Abstract

A cortical hyperintensity on fluid-attenuated inversion recovery images (FLAIR cortical hyperintensity (FCH)) is an abnormal finding after revascularization surgery for moyamoya disease. This study aimed to investigate the pathophysiology of FCH through genetic analyses of RNF213 p.R4810K polymorphism and perioperative hemodynamic studies using single-photon emission computed tomography. We studied 96 hemispheres in 65 adults and 47 hemispheres in 27 children, who underwent combined direct and indirect revascularization. Early or late FCH was defined when it was observed on postoperative days 0-2 and 6-9, respectively. FCH scores (range: 0-6) were evaluated according to the extent of FCH in the operated hemisphere.
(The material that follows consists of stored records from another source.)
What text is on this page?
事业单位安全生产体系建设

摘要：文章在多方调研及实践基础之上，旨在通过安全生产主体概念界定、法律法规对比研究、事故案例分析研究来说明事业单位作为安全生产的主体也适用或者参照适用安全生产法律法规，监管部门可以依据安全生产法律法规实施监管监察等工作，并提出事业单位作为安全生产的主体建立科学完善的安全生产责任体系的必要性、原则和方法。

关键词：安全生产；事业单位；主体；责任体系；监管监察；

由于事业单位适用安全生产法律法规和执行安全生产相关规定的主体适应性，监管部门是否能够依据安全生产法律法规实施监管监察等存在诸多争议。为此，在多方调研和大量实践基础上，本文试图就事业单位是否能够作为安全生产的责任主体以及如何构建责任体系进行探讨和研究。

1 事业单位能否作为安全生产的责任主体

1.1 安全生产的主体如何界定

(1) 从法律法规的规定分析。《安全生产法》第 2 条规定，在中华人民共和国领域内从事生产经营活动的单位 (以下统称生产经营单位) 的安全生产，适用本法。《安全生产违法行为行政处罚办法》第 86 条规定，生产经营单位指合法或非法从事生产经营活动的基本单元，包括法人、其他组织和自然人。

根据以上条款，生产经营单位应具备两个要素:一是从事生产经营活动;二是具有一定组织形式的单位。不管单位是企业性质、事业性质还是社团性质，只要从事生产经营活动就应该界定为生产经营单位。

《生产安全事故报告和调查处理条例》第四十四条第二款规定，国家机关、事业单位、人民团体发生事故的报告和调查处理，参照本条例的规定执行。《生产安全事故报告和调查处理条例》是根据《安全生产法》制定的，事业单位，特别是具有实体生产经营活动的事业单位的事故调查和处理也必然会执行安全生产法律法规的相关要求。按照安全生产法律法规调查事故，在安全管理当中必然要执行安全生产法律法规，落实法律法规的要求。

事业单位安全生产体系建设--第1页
FCHs were significantly more prevalent in adult patients than pediatric patients (early: 94% vs. 78%; late: 97% vs. 59%). In pediatric patients, FCH scores were significantly improved from the early to late phase regardless of the RNF213 genotype (mutant median [IQR]: 2 [1-5] vs. 1 [0-2]; wild-type median: 4 [0.5-6] vs. 0.5 [0-1.75]). In adults, FCH scores were significantly improved in patients with the wild-type RNF213 allele (median: 4 [2-5.25] vs. 2 [2, 3]); however, they showed no significant improvement in patients with the RNF213 mutation. FCH scores were significantly higher in patients with symptomatic cerebral hyperperfusion than those without it (early median: 5 [4, 5] vs. 4 [2-5]; late median: 4 [3-5] vs. 3 [2-4]). In conclusion, the RNF213 p.R4810K polymorphism was associated with prolonged FCH, and extensive FCH was associated with symptomatic cerebral hyperperfusion in adult patients with moyamoya disease.